RECIFE, BRAZIL - JUNE 02: Dr. Stella Guerra performs physical therapy on an infant born with microcephaly at Altino Ventura Foundation on June 2, 2016 in Recife, Brazil. Microcephaly is a birth defect linked to the Zika virus where infants are born with abnormally small heads. The Brazilian city of Recife and surrounding Pernambuco state remain the epicenter of the Zika virus outbreak, which has now spread to many countries in the Americas. A group of health experts recently called for the Rio 2016 Olympic Games to be postponed or cancelled due to the Zika threat but the WHO (World Health Organization) rejected the proposal. (Photo : Getty Images/Mario Tama / Staff)

The outburst of Zika virus infection in Brazil in 2015 drew a traumatic incident and ushered the pathogen to worldwide concern. The virus was detected among enclosed monkeys in the Zika Forest of Uganda in 1947, but it was believed to be safe in humans.

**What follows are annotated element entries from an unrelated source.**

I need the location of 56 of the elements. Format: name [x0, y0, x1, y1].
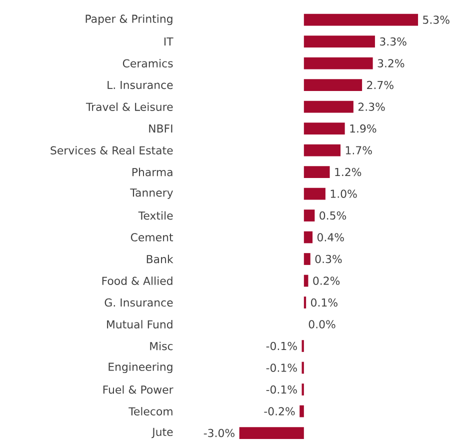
bar	[304, 166, 330, 178]
data-label: 3.2%	[378, 58, 404, 68]
y-tick-label: Fuel & Power	[103, 385, 174, 394]
data-label: 1.2%	[335, 168, 362, 176]
data-label: 1.9%	[350, 124, 376, 132]
y-tick-label: IT	[164, 37, 174, 46]
y-tick-label: Cement	[130, 232, 174, 242]
data-label: 0.4%	[317, 232, 344, 242]
y-tick-label: Services & Real Estate	[50, 146, 173, 154]
data-label: 0.2%	[313, 276, 340, 285]
y-tick-label: Engineering	[108, 362, 172, 373]
y-tick-label: NBFI	[149, 124, 172, 132]
data-label: 1.7%	[346, 146, 372, 154]
y-tick-label: G. Insurance	[104, 298, 173, 306]
bar	[304, 122, 345, 134]
bar	[304, 100, 354, 112]
y-tick-label: Jute	[152, 428, 173, 438]
data-label: 0.5%	[320, 211, 346, 220]
data-label: 0.0%	[308, 320, 336, 328]
data-label: -3.0%	[204, 428, 234, 437]
data-label: -0.1%	[266, 385, 297, 394]
data-label: 2.7%	[367, 80, 394, 89]
bar	[304, 188, 326, 200]
bar	[304, 14, 418, 26]
y-tick-label: Paper & Printing	[86, 14, 172, 25]
bar	[304, 78, 362, 91]
data-label: -0.2%	[264, 406, 295, 416]
data-label: 2.3%	[358, 102, 385, 111]
y-tick-label: Telecom	[128, 406, 172, 416]
bar	[304, 209, 315, 222]
bar	[239, 426, 304, 439]
data-label: -0.1%	[266, 342, 297, 350]
y-tick-label: Food & Allied	[102, 276, 172, 285]
bar	[304, 144, 341, 156]
y-tick-label: Mutual Fund	[107, 320, 172, 328]
data-label: 3.3%	[380, 37, 406, 46]
bar	[304, 35, 375, 48]
bar	[304, 252, 310, 265]
y-tick-label: L. Insurance	[108, 80, 173, 89]
y-tick-label: Pharma	[132, 168, 172, 176]
data-label: -0.1%	[266, 363, 297, 372]
data-label: 5.3%	[423, 15, 450, 24]
bar	[304, 231, 313, 243]
y-tick-label: Bank	[146, 254, 174, 264]
bar	[304, 296, 306, 308]
y-tick-label: Ceramics	[122, 58, 173, 68]
data-label: 1.0%	[330, 189, 357, 198]
data-label: 0.1%	[311, 298, 338, 306]
bar	[304, 57, 373, 69]
y-tick-label: Tannery	[130, 188, 173, 199]
bar	[304, 274, 308, 286]
data-label: 0.3%	[315, 254, 342, 263]
y-tick-label: Travel & Leisure	[86, 102, 173, 111]
bar	[300, 405, 304, 417]
y-tick-label: Textile	[138, 211, 173, 220]
y-tick-label: Misc	[150, 342, 173, 350]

Richard Zhao, a virologist at the University Of Maryland School Of Medicine said, "The entire world ignored this virus." The Zika outbreak in Brazil, as well as the birth defects, became an eye-opener towards the virus according to Newsweek.

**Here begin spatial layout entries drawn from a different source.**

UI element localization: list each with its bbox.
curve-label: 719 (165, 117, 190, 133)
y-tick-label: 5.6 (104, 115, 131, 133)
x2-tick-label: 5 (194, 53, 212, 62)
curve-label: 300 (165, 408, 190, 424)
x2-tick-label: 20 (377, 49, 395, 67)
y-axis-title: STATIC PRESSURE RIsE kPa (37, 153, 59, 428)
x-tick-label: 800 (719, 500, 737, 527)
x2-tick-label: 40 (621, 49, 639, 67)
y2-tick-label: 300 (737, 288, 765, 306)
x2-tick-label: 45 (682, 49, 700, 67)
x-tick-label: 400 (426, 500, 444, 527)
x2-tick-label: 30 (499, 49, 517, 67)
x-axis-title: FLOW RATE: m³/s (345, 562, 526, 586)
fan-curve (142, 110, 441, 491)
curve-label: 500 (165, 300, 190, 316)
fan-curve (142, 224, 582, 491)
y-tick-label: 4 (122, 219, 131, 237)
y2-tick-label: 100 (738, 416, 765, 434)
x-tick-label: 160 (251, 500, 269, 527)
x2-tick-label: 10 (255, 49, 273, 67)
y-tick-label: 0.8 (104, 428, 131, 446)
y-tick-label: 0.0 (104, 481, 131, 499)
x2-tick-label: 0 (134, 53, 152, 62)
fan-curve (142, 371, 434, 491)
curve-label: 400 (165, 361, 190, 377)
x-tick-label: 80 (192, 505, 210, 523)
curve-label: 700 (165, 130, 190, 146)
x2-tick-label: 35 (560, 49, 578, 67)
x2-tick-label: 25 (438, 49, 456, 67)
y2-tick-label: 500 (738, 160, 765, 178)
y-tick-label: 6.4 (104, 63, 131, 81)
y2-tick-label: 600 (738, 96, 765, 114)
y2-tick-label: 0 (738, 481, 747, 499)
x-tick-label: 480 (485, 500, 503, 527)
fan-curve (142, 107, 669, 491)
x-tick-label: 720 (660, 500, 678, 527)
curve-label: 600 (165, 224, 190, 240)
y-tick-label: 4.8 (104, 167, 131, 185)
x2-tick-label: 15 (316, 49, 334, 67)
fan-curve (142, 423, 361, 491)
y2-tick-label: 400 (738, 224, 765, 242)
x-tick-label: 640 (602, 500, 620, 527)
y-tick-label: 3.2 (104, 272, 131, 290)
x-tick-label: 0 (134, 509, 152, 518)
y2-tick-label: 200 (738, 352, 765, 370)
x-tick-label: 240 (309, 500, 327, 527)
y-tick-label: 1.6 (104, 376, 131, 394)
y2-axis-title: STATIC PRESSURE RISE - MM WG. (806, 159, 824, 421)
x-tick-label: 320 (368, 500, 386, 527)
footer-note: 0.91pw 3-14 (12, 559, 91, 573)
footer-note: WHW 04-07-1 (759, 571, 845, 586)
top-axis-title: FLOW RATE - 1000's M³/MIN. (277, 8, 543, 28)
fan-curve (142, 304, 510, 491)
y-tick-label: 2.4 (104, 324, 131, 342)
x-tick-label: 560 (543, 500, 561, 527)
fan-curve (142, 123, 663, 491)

Zika virus infected mothers were giving birth to infants with abnormally small heads called microcephaly. This deformity of the brain is associated with developmental delays, seizures, and other critical neurologic problems.

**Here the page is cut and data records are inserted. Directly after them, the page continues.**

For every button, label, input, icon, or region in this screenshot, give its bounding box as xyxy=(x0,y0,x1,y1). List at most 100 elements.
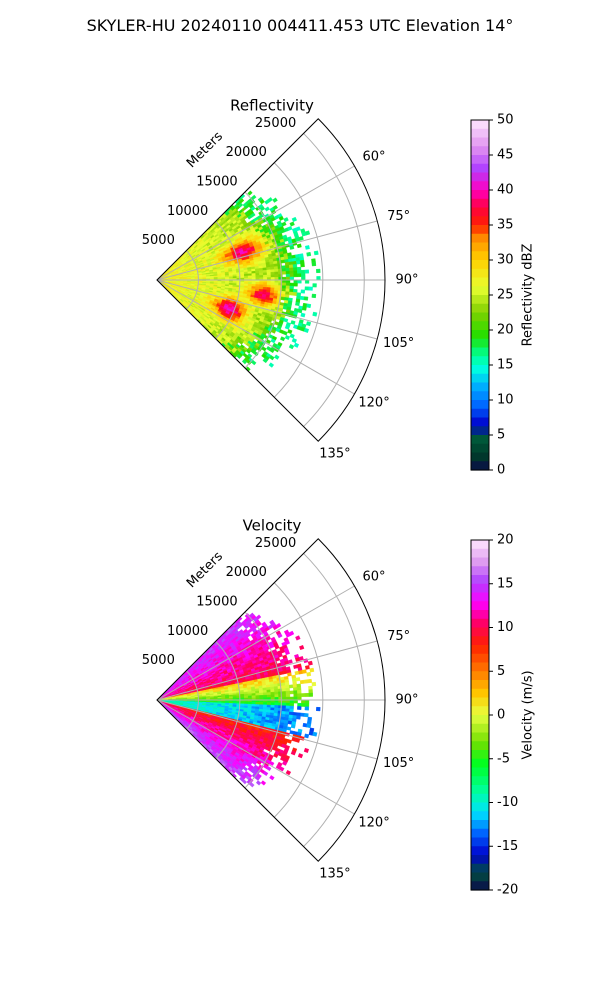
data-cell xyxy=(232,696,237,699)
data-cell xyxy=(298,236,304,241)
data-cell xyxy=(281,285,287,289)
data-cell xyxy=(266,689,271,693)
data-cell xyxy=(289,267,294,272)
data-cell xyxy=(247,190,253,196)
data-cell xyxy=(293,342,300,348)
colorbar-segment xyxy=(471,330,489,340)
data-cell xyxy=(303,296,309,301)
data-cell xyxy=(285,285,291,290)
data-cell xyxy=(295,301,300,307)
angle-tick-label: 75° xyxy=(387,209,410,224)
data-cell xyxy=(312,283,317,288)
data-cell xyxy=(287,329,293,335)
colorbar-segment xyxy=(471,172,489,182)
radial-tick-label: 5000 xyxy=(142,233,175,248)
data-cell xyxy=(291,337,298,344)
data-cell xyxy=(289,333,295,339)
radial-tick-label: 15000 xyxy=(196,175,237,190)
data-cell xyxy=(287,225,293,231)
data-cell xyxy=(281,688,287,692)
data-cell xyxy=(297,273,302,278)
colorbar-tick-label: 45 xyxy=(497,148,514,163)
data-cell xyxy=(270,274,275,278)
data-cell xyxy=(274,285,279,289)
data-cell xyxy=(280,259,286,264)
data-cell xyxy=(283,318,289,323)
colorbar-segment xyxy=(471,347,489,357)
data-cell xyxy=(285,273,291,278)
data-cell xyxy=(281,271,287,275)
data-cell xyxy=(274,688,279,693)
data-cell xyxy=(285,705,291,710)
colorbar-segment xyxy=(471,321,489,331)
data-cell xyxy=(285,270,291,275)
data-cell xyxy=(262,272,268,276)
data-cell xyxy=(240,275,245,279)
data-cell xyxy=(279,336,286,342)
data-cell xyxy=(311,258,316,263)
data-cell xyxy=(266,282,272,286)
data-cell xyxy=(281,705,287,709)
data-cell xyxy=(297,308,303,314)
colorbar-segment xyxy=(471,303,489,314)
data-cell xyxy=(274,691,279,695)
data-cell xyxy=(304,245,310,250)
data-cell xyxy=(312,311,318,317)
colorbar-segment xyxy=(471,207,489,217)
chart-title: Velocity xyxy=(243,517,302,535)
data-cell xyxy=(270,269,275,273)
data-cell xyxy=(259,702,264,705)
data-cell xyxy=(274,702,279,706)
colorbar-segment xyxy=(471,312,489,322)
data-cell xyxy=(293,273,298,278)
radial-tick-label: 25000 xyxy=(255,116,296,131)
data-cell xyxy=(304,279,310,284)
colorbar-segment xyxy=(471,233,489,244)
data-cell xyxy=(268,362,275,368)
data-cell xyxy=(289,702,294,707)
data-cell xyxy=(282,330,288,336)
data-cell xyxy=(292,264,298,268)
data-cell xyxy=(300,289,306,294)
angle-tick-label: 120° xyxy=(358,396,389,411)
colorbar-segment xyxy=(471,452,489,462)
data-cell xyxy=(251,275,256,279)
colorbar-segment xyxy=(471,198,489,209)
data-cell xyxy=(299,259,305,265)
data-cell xyxy=(282,282,287,287)
data-cell xyxy=(274,282,279,286)
chart-title: Reflectivity xyxy=(230,97,314,115)
data-cell xyxy=(259,282,264,285)
colorbar-segment xyxy=(471,391,489,401)
data-cell xyxy=(304,230,311,236)
data-cell xyxy=(263,694,268,698)
data-cell xyxy=(285,690,291,695)
data-cell xyxy=(270,704,275,709)
data-cell xyxy=(255,282,260,285)
data-cell xyxy=(289,708,294,713)
colorbar-segment xyxy=(471,443,489,454)
data-cell xyxy=(283,217,289,223)
data-cell xyxy=(287,672,292,677)
data-cell xyxy=(259,275,264,278)
data-cell xyxy=(290,320,296,325)
data-cell xyxy=(296,260,301,265)
data-cell xyxy=(304,269,310,274)
data-cell xyxy=(300,263,305,268)
data-cell xyxy=(305,321,312,327)
colorbar-segment xyxy=(471,146,489,156)
data-cell xyxy=(247,273,253,277)
radial-tick-label: 20000 xyxy=(226,145,267,160)
data-cell xyxy=(259,272,264,276)
data-cell xyxy=(274,354,280,360)
panel-velocity: Velocity60°75°90°105°120°135°50001000015… xyxy=(142,517,536,898)
colorbar-segment xyxy=(471,417,489,427)
colorbar-segment xyxy=(471,155,489,165)
data-cell xyxy=(289,705,294,710)
data-cell xyxy=(289,221,295,227)
data-cell xyxy=(299,295,305,301)
data-cell xyxy=(289,245,295,250)
data-cell xyxy=(293,267,298,272)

According to CDC, pregnant women should not travel to areas with Zika. They must protect themselves from acquiring Zika during sex if their sex partner came from a place with Zika. They should also communicate with their doctor or healthcare provider once exposed to Zika.

At first, it's uncertain whether the virus was causing the defects or not. The World Health Organization announced batches of microcephaly and Guillain-Barré syndrome to be a public health emergency in February 2016.

However, the cases were not eventually linked to Zika. Researchers from Florida State University and Johns Hopkins University then finally exhibited that Zika virus was absolutely the cause.

The microcephaly in the newborn was "an incredible surprise," says Mark Challberg. He supervises flavivirus study financed by the National Institutes of Health.

Zika, yellow fever, dengue, West Nile and hepatitis C are included in the flavivirus family. Zika, like other RNA viruses, mutates quickly and this mechanism harmed brain cells.

There are over 60 countries, including the United States that are affected by the pathogen proliferated via mosquitoes and sexual transmission in 2016, less than a year after. Brazil affirmed over 1,000 cases of microcephaly and other central nervous system defects clearly linked to Zika. Additional 4,000 cases are under investigation.